Will Travel
Rachel Kendall
His hand smells of hospital soap. A synthetic sterility to mask the stink of germs, diseases, bodily expulsions. I would prefer the scent of sweat or grime to this but I am not one to choose. That is half the pleasure, being forced to accept what one is given, under the limited circumstances. It is his left hand and my mouth is right about where his knuckles pale as he grips the metal rail in front of me. The larger percentage of him is immediately behind me. I can feel the shape and weight of a male body pressed against my buttocks and I know it is his. His corporeality is a series of imprints in the hollow of my back, my legs, my shoulders. The tiny hairs on his fingers that I want to graze with my lips. I squeeze my thighs together as he pushes against me, a slew of bodies cramming onto the carriage. I find myself stoppered. My breath held, my cheeks warm. I know, any moment… I am intent on my subtlety. If anyone were to notice me, were even to watch for a few seconds, they would think me too hot, a little faint from the heat, a little saddened maybe, lost in daydreams perhaps. I bite my lip, and then I breathe. Sharp. Sweet. Breaths. Through my nose. His fingers, so close to my face I can feel the heat coming off them and the sweat from his body now overpowering the sterility, now reaching towards me. There. Oh the sweetest feeling as I grip the rail myself and look at his hand, the sickle-moon scar on the middle finger on which I could just suck. Now. But that would be to end the thing, to finalise the moment, and there is nothing more disappointing than a climax.
I am well-practised in this. Not that I chose to unravel my days in this way. Things just happened, as they do, and one day I found the obtuse reasoning behind my need for travel. I have been on the London tube, round in loops on the Tokyo Yamanote Line and the inner and outer circle of the Glasgow subway. I have been transported from A to B on buses and trains around France. And yes, I have travelled by plane and by boat. For years I thought I had this instinct for flight. Or escape. Never feeling quite happy in one town, or even staying in one building for too long. I was fired from one job for not turning up because I was strolling around a city miles away. I have walked out on others because I could no longer stand the thought of staring at a monitor, standing behind a counter or sitting in a classroom surrounded by tiny people cross-legged on the floor. I am a teacher by profession. I have taught. And I have realised it just leaves me with a feeling of emptiness.
It was a few years after I moved to Paris that it occurred to me. That my movements were developing a pattern of their own. I started to use the metro more than any other form of transport, and then I was becoming more selective over which trains to use. Forget any that go above ground. My trips to St. Ouen soon stopped, though I had enjoyed the dense smells and textures of the flea market there. I needed to stay beneath the town. The darkest dark and the illuminated yellow, the smothering heat and shallow breaths. I took to travelling in circles around the city centre, charmed by this tubular city beneath the other, larger one above. I realised it wasn't my destination that was important. For a while I thought perhaps it was the stations themselves. The jostling, noisy crowds like cattle, the late-comers running down the escalators, the spiral staircase at Abesses with its painted walls, the chrome interior of Arts et Métiers, the stalls, the woman who brought her keyboard with her to Châtelet everyday and sang along out of tune, the rhythm of the drums, the shouts and yells, even the excitement of an occasional purse-snatch or suicide.
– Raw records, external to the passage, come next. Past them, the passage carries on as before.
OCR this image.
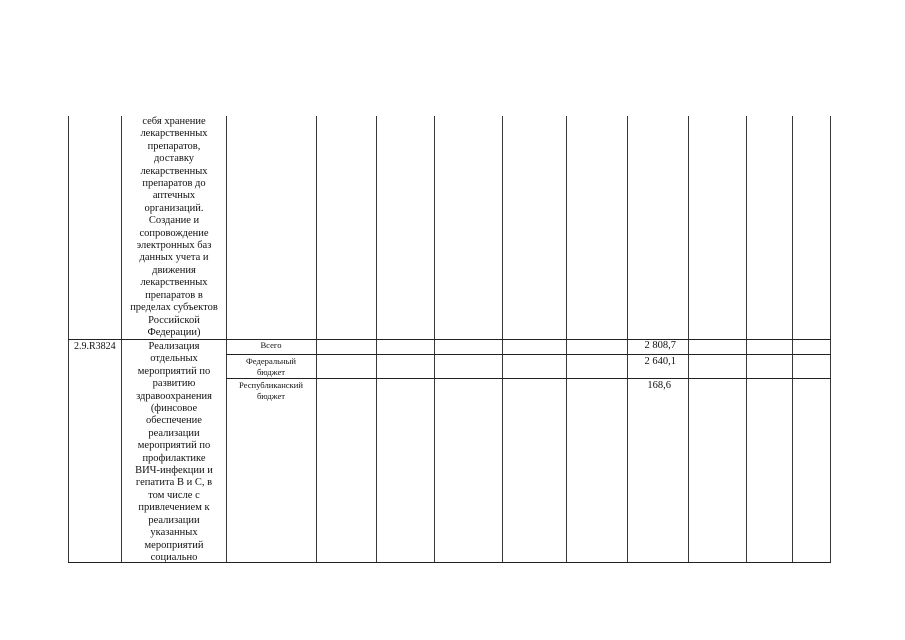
себя хранение
лекарственных
препаратов,
доставку
лекарственных
препаратов до
аптечных
организаций.
Создание и
сопровождение
электронных баз
данных учета и
движения
лекарственных
препаратов в
пределах субъектов
Российской
Федерации)
2.9.R3824	Реализация
отдельных
мероприятий по
развитию
здравоохранения
(финсовое
обеспечение
реализации
мероприятий по
профилактике
ВИЧ-инфекции и
гепатита В и С, в
том числе с
привлечением к
реализации
указанных
мероприятий
социально
Всего
Федеральный бюджет
Республиканский бюджет
2 808,7
2 640,1
168,6
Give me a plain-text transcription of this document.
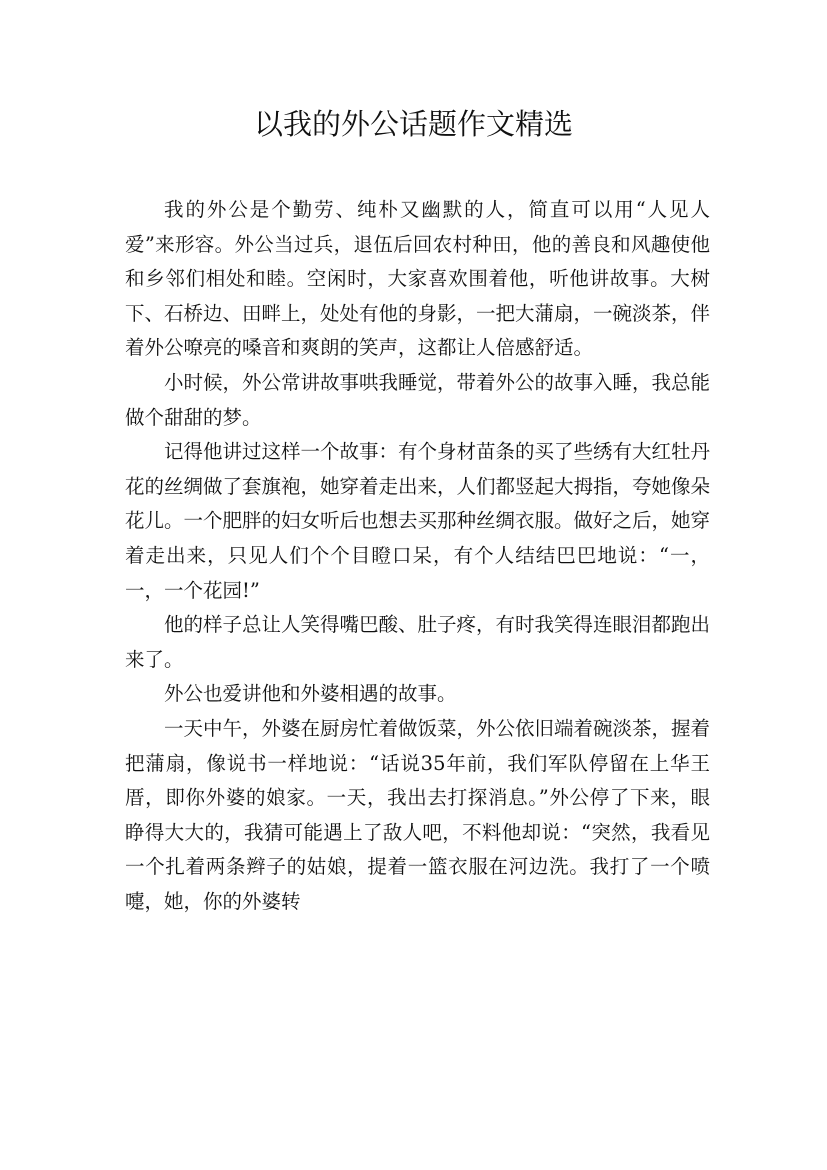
以我的外公话题作文精选

我的外公是个勤劳、纯朴又幽默的人，简直可以用“人见人爱”来形容。外公当过兵，退伍后回农村种田，他的善良和风趣使他和乡邻们相处和睦。空闲时，大家喜欢围着他，听他讲故事。大树下、石桥边、田畔上，处处有他的身影，一把大蒲扇，一碗淡茶，伴着外公嘹亮的嗓音和爽朗的笑声，这都让人倍感舒适。

小时候，外公常讲故事哄我睡觉，带着外公的故事入睡，我总能做个甜甜的梦。

记得他讲过这样一个故事：有个身材苗条的买了些绣有大红牡丹花的丝绸做了套旗袍，她穿着走出来，人们都竖起大拇指，夸她像朵花儿。一个肥胖的妇女听后也想去买那种丝绸衣服。做好之后，她穿着走出来，只见人们个个目瞪口呆，有个人结结巴巴地说：“一，一，一个花园!”

他的样子总让人笑得嘴巴酸、肚子疼，有时我笑得连眼泪都跑出来了。

外公也爱讲他和外婆相遇的故事。

一天中午，外婆在厨房忙着做饭菜，外公依旧端着碗淡茶，握着把蒲扇，像说书一样地说：“话说35年前，我们军队停留在上华王厝，即你外婆的娘家。一天，我出去打探消息。”外公停了下来，眼睁得大大的，我猜可能遇上了敌人吧，不料他却说：“突然，我看见一个扎着两条辫子的姑娘，提着一篮衣服在河边洗。我打了一个喷嚏，她，你的外婆转
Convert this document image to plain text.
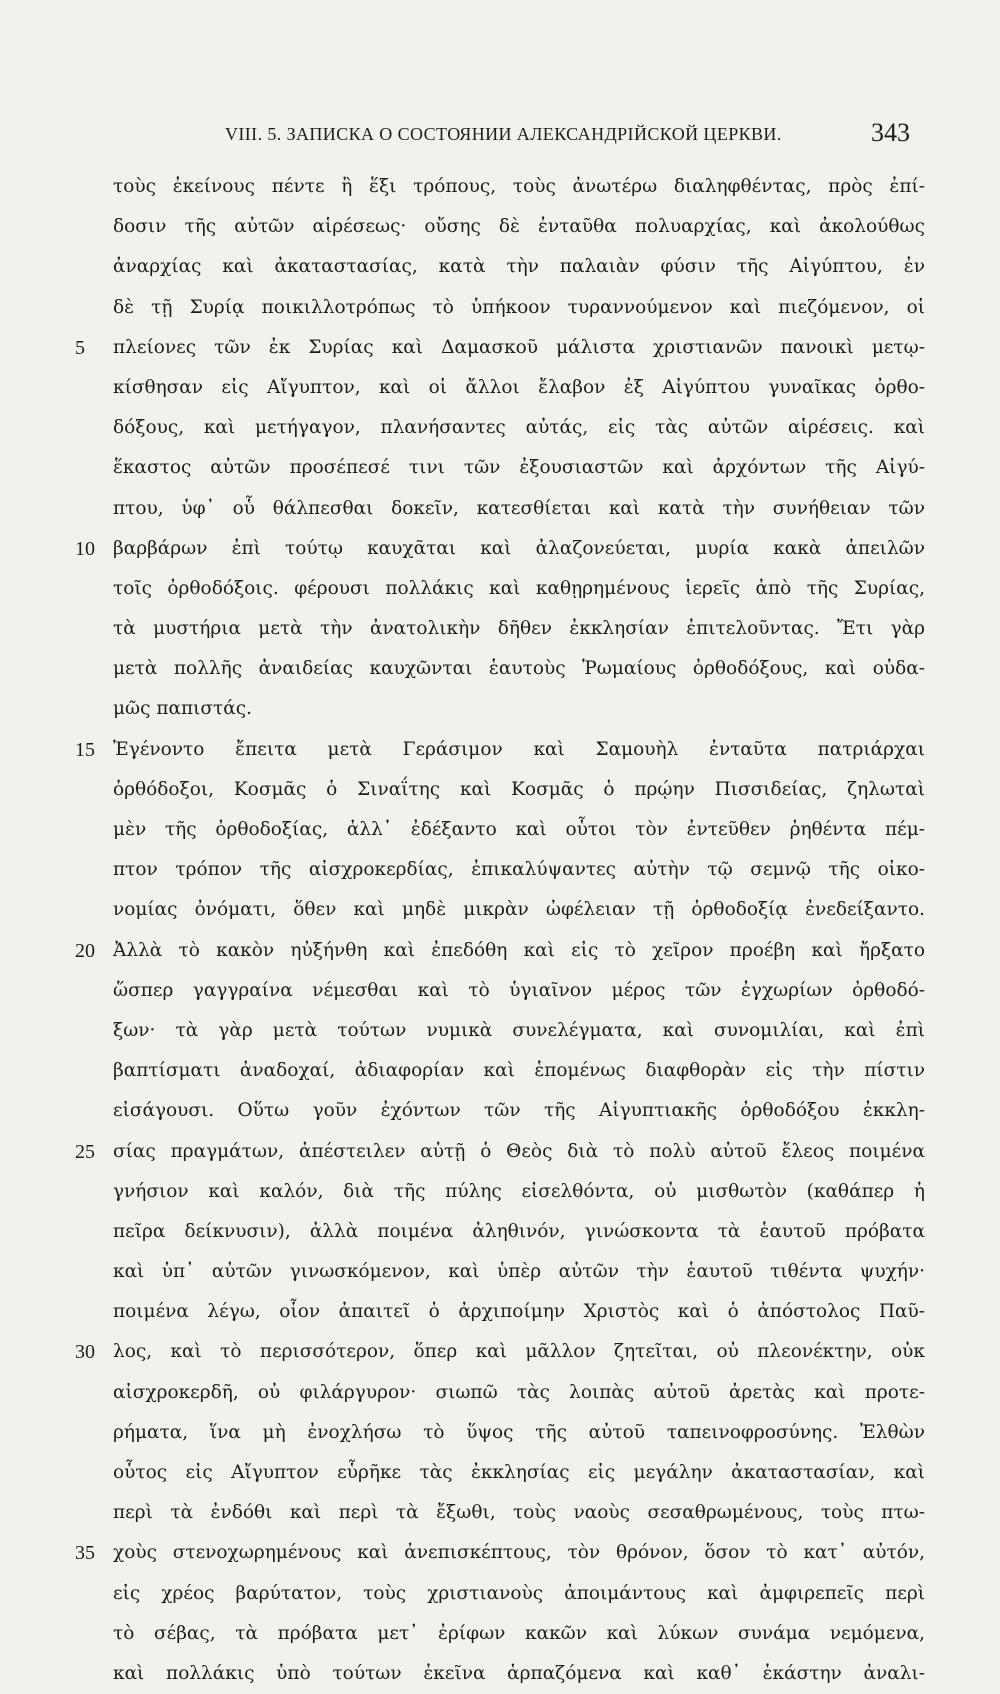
VIII. 5. ЗАПИСКА О СОСТОЯНИИ АЛЕКСАНДРІЙСКОЙ ЦЕРКВИ.	343
τοὺς ἐκείνους πέντε ἢ ἕξι τρόπους, τοὺς ἀνωτέρω διαληφθέντας, πρὸς ἐπί-
δοσιν τῆς αὐτῶν αἱρέσεως· οὔσης δὲ ἐνταῦθα πολυαρχίας, καὶ ἀκολούθως
ἀναρχίας καὶ ἀκαταστασίας, κατὰ τὴν παλαιὰν φύσιν τῆς Αἰγύπτου, ἐν
δὲ τῇ Συρίᾳ ποικιλλοτρόπως τὸ ὑπήκοον τυραννούμενον καὶ πιεζόμενον, οἱ
5	πλείονες τῶν ἐκ Συρίας καὶ Δαμασκοῦ μάλιστα χριστιανῶν πανοικὶ μετῳ-
κίσθησαν εἰς Αἴγυπτον, καὶ οἱ ἄλλοι ἔλαβον ἐξ Αἰγύπτου γυναῖκας ὀρθο-
δόξους, καὶ μετήγαγον, πλανήσαντες αὐτάς, εἰς τὰς αὐτῶν αἱρέσεις. καὶ
ἕκαστος αὐτῶν προσέπεσέ τινι τῶν ἐξουσιαστῶν καὶ ἀρχόντων τῆς Αἰγύ-
πτου, ὑφ᾽ οὗ θάλπεσθαι δοκεῖν, κατεσθίεται καὶ κατὰ τὴν συνήθειαν τῶν
10 βαρβάρων ἐπὶ τούτῳ καυχᾶται καὶ ἀλαζονεύεται, μυρία κακὰ ἀπειλῶν
τοῖς ὀρθοδόξοις. φέρουσι πολλάκις καὶ καθῃρημένους ἱερεῖς ἀπὸ τῆς Συρίας,
τὰ μυστήρια μετὰ τὴν ἀνατολικὴν δῆθεν ἐκκλησίαν ἐπιτελοῦντας. Ἔτι γὰρ
μετὰ πολλῆς ἀναιδείας καυχῶνται ἑαυτοὺς Ῥωμαίους ὀρθοδόξους, καὶ οὐδα-
μῶς παπιστάς.
15 Ἐγένοντο ἔπειτα μετὰ Γεράσιμον καὶ Σαμουὴλ ἐνταῦτα πατριάρχαι
ὀρθόδοξοι, Κοσμᾶς ὁ Σιναΐτης καὶ Κοσμᾶς ὁ πρῴην Πισσιδείας, ζηλωταὶ
μὲν τῆς ὀρθοδοξίας, ἀλλ᾽ ἐδέξαντο καὶ οὗτοι τὸν ἐντεῦθεν ῥηθέντα πέμ-
πτον τρόπον τῆς αἰσχροκερδίας, ἐπικαλύψαντες αὐτὴν τῷ σεμνῷ τῆς οἰκο-
νομίας ὀνόματι, ὅθεν καὶ μηδὲ μικρὰν ὠφέλειαν τῇ ὀρθοδοξίᾳ ἐνεδείξαντο.
20 Ἀλλὰ τὸ κακὸν ηὐξήνθη καὶ ἐπεδόθη καὶ εἰς τὸ χεῖρον προέβη καὶ ἤρξατο
ὥσπερ γαγγραίνα νέμεσθαι καὶ τὸ ὑγιαῖνον μέρος τῶν ἐγχωρίων ὀρθοδό-
ξων· τὰ γὰρ μετὰ τούτων νυμικὰ συνελέγματα, καὶ συνομιλίαι, καὶ ἐπὶ
βαπτίσματι ἀναδοχαί, ἀδιαφορίαν καὶ ἑπομένως διαφθορὰν εἰς τὴν πίστιν
εἰσάγουσι. Οὕτω γοῦν ἐχόντων τῶν τῆς Αἰγυπτιακῆς ὀρθοδόξου ἐκκλη-
25 σίας πραγμάτων, ἀπέστειλεν αὐτῇ ὁ Θεὸς διὰ τὸ πολὺ αὐτοῦ ἔλεος ποιμένα
γνήσιον καὶ καλόν, διὰ τῆς πύλης εἰσελθόντα, οὐ μισθωτὸν (καθάπερ ἡ
πεῖρα δείκνυσιν), ἀλλὰ ποιμένα ἀληθινόν, γινώσκοντα τὰ ἑαυτοῦ πρόβατα
καὶ ὑπ᾽ αὐτῶν γινωσκόμενον, καὶ ὑπὲρ αὐτῶν τὴν ἑαυτοῦ τιθέντα ψυχήν·
ποιμένα λέγω, οἷον ἀπαιτεῖ ὁ ἀρχιποίμην Χριστὸς καὶ ὁ ἀπόστολος Παῦ-
30 λος, καὶ τὸ περισσότερον, ὅπερ καὶ μᾶλλον ζητεῖται, οὐ πλεονέκτην, οὐκ
αἰσχροκερδῆ, οὐ φιλάργυρον· σιωπῶ τὰς λοιπὰς αὐτοῦ ἀρετὰς καὶ προτε-
ρήματα, ἵνα μὴ ἐνοχλήσω τὸ ὕψος τῆς αὐτοῦ ταπεινοφροσύνης. Ἐλθὼν
οὗτος εἰς Αἴγυπτον εὗρῆκε τὰς ἐκκλησίας εἰς μεγάλην ἀκαταστασίαν, καὶ
περὶ τὰ ἐνδόθι καὶ περὶ τὰ ἔξωθι, τοὺς ναοὺς σεσαθρωμένους, τοὺς πτω-
35 χοὺς στενοχωρημένους καὶ ἀνεπισκέπτους, τὸν θρόνον, ὅσον τὸ κατ᾽ αὐτόν,
εἰς χρέος βαρύτατον, τοὺς χριστιανοὺς ἀποιμάντους καὶ ἀμφιρεπεῖς περὶ
τὸ σέβας, τὰ πρόβατα μετ᾽ ἐρίφων κακῶν καὶ λύκων συνάμα νεμόμενα,
καὶ πολλάκις ὑπὸ τούτων ἐκεῖνα ἁρπαζόμενα καὶ καθ᾽ ἑκάστην ἀναλι-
We slow to a stop, the sound of the doors, the push of the crowd to get off, the squeeze of the next body of people. He is still behind me, his hand still wrapped around the pole. He is tight next to me. And he has an erection. It presses into me. And then curves around me. It is not his penis after all. It is his hand. It is flat-palmed on my arse, against my skirt. I am as still as I can be. I am sweating. I feel it on the back of my neck and between my breasts. His hand moves slowly around me and then presses into the cleft between my buttocks, and rests there. My belly twinges and rocks. I am a series of electric currents that meet between my legs. He is in my most personal place. The satin fabric of my skirt, the cotton of my underwear the only things between my skin and his. His fingers begin to caress me. The tip of his finger is rubbing against my arsehole. I think I might pass out with wanting him. I feel such a desire to stand with my feet further apart, to invite him in. Yet even if I had the nerve I am totally trapped against the edge of a seat and the people around me. I want to lick his hand, but this isn't the way it should happen. After all these years, I am used to no sexual contact at all.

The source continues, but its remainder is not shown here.